Quand la princesse Richemond se réveille.
Chapitre 2
Aurore POV:
Le coup à la porte était brutal, résonnant dans le silence tendu de la chambre. Léo a détourné son regard de moi, son corps encore nu et tendu.
« Qu'est-ce que c'est que ça ? » a-t-il grommelé, ses yeux plissés par l'agacement.
La porte s'est ouverte sans attendre de réponse, révélant la silhouette de sa secrétaire, Marie, le visage pâle et décomposé.

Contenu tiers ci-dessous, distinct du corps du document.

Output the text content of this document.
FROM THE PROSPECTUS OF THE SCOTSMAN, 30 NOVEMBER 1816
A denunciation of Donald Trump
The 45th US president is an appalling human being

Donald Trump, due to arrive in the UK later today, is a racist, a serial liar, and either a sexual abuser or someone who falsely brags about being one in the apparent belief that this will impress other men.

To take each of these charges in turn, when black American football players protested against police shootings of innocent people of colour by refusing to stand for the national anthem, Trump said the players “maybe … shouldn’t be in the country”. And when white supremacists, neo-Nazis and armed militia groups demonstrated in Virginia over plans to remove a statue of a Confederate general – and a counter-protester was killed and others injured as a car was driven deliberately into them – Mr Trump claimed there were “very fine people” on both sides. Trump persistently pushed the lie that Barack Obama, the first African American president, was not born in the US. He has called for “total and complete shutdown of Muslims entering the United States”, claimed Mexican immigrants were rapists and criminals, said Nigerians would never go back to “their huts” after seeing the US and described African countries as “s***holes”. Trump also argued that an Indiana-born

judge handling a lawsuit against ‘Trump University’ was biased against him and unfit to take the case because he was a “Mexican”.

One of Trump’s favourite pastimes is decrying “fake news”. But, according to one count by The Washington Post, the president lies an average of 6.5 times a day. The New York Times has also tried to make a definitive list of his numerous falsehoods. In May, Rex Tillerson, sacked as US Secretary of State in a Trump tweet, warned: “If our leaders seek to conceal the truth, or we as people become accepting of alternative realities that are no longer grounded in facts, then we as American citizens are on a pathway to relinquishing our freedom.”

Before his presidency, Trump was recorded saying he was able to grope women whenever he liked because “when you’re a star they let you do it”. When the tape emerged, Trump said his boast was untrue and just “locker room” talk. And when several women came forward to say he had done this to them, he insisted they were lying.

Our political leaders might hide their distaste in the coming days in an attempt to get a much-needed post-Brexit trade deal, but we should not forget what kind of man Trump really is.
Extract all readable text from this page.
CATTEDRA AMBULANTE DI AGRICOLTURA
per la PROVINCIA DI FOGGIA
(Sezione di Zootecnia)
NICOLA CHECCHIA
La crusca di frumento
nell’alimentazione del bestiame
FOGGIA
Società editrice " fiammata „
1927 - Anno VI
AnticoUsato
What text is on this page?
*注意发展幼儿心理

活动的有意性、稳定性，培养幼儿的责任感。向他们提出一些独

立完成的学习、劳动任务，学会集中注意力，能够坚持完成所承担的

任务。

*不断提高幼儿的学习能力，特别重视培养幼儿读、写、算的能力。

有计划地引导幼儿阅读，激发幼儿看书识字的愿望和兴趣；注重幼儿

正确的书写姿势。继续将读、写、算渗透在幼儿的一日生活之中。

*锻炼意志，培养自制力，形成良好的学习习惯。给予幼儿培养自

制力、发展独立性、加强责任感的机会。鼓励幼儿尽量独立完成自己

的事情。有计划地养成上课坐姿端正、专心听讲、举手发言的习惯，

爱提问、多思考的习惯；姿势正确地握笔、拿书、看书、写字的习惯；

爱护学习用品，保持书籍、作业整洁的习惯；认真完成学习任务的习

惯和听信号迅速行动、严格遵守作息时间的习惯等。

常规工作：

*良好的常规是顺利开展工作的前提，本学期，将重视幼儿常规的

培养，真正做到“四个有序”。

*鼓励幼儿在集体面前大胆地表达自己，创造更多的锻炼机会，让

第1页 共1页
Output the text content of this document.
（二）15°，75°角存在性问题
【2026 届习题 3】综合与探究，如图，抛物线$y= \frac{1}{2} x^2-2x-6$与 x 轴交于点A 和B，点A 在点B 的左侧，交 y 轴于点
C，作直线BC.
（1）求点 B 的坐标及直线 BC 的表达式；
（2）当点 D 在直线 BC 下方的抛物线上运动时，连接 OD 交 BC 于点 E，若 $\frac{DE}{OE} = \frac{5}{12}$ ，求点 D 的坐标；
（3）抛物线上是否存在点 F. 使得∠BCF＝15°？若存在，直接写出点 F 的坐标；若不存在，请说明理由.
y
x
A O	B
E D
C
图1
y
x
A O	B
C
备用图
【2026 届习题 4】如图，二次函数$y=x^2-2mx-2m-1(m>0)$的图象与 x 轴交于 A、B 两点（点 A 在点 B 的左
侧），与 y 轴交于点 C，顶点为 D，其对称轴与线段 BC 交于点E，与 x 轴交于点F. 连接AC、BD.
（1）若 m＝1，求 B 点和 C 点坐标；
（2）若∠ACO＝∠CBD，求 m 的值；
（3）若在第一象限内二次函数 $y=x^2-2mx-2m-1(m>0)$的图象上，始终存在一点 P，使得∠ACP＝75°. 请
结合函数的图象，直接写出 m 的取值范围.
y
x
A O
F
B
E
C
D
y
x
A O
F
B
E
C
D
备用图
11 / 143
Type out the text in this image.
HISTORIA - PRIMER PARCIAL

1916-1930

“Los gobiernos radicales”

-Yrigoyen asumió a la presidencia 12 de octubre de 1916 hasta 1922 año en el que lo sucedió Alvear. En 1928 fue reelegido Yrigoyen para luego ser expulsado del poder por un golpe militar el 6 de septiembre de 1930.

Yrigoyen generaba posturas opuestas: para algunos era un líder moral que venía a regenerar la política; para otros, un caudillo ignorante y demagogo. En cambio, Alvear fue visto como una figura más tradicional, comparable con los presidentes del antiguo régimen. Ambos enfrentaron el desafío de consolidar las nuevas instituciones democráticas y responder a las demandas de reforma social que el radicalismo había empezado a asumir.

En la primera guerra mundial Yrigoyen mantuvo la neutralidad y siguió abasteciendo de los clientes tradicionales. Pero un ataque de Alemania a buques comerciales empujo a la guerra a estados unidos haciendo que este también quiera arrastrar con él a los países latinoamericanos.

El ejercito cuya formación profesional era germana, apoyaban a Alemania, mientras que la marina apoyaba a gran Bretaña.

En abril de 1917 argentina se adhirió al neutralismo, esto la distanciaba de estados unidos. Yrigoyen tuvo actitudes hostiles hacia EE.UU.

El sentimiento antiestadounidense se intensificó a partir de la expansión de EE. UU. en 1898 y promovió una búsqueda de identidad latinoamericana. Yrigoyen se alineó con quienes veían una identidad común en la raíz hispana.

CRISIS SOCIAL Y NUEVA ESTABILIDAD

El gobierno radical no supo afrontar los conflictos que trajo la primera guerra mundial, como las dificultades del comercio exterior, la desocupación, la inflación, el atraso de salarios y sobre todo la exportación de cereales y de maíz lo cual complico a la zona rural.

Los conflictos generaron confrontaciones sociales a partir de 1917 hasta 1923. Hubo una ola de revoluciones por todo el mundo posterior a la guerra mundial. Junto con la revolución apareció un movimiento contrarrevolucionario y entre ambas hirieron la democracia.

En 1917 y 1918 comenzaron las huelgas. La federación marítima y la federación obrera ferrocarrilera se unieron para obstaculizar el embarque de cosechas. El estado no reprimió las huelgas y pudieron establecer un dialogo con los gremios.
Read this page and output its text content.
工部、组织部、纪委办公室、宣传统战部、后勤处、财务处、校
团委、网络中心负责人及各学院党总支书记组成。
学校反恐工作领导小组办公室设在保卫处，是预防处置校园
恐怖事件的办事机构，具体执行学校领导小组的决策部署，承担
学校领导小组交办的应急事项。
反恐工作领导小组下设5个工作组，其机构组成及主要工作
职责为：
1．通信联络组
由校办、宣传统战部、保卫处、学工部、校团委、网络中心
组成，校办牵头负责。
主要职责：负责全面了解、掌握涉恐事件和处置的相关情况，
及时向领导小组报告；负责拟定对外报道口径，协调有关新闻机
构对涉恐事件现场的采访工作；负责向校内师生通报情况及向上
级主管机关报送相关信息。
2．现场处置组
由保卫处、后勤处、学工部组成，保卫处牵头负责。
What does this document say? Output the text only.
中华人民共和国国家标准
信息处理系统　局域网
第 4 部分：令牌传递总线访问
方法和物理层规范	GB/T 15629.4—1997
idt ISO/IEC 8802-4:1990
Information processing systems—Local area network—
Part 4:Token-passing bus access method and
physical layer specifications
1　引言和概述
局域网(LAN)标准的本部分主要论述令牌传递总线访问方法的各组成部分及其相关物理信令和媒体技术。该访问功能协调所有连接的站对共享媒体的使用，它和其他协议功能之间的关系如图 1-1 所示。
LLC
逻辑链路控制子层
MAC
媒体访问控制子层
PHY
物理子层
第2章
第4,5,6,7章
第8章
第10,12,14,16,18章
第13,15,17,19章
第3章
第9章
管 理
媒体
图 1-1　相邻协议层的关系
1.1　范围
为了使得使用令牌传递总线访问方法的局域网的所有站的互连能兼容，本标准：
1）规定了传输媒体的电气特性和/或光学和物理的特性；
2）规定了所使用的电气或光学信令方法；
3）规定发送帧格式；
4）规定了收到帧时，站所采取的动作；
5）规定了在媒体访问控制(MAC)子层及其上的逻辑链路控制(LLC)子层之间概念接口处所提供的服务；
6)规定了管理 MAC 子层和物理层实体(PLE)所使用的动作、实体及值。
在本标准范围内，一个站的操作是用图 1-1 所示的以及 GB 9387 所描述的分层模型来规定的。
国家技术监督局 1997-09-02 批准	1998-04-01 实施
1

« Monsieur Sartre, Madame Decroix insiste. » Sa voix tremblait d'urgence. « C'est l'affaire de la fusion. Il y a un problème inattendu avec les avocats, elle… elle a besoin de vous immédiatement. Elle est déjà sur place. »
Le nom de Ludivine, prononcé avec une urgence palpable, a eu l'effet d'une décharge électrique sur Léo. Il m'a poussée sans ménagement pour se lever, ses yeux fixés sur Marie. Mon corps a heurté le matelas, un frisson de douleur glaciale me parcourant. Il n'a même pas remarqué.
Ses mouvements étaient brusques et désordonnés. Il a attrapé un pantalon et une chemise sur la chaise, les enfilant à la hâte.
« Elle est folle, » a-t-il pesté, boutonnant sa chemise de travers. « Elle aurait pu attendre. »
« Elle a dit que c'était une urgence vitale pour le projet, Monsieur. Elle a dit que… » Marie a baissé les yeux, hésitante. « Elle a dit qu'elle risquait de tout perdre sans vous, Léo. »
Un frisson m'a parcourue. Non pas à cause des mots de Marie, mais à cause du regard de Léo quand il l'a fixée. Un regard d'inquiétude sincère, de profonde connexion. Il ne m'avait pas regardée ainsi depuis des années.
Il a attrapé sa veste, puis s'est tourné vers moi, l'air coupable. Son corps était tendu.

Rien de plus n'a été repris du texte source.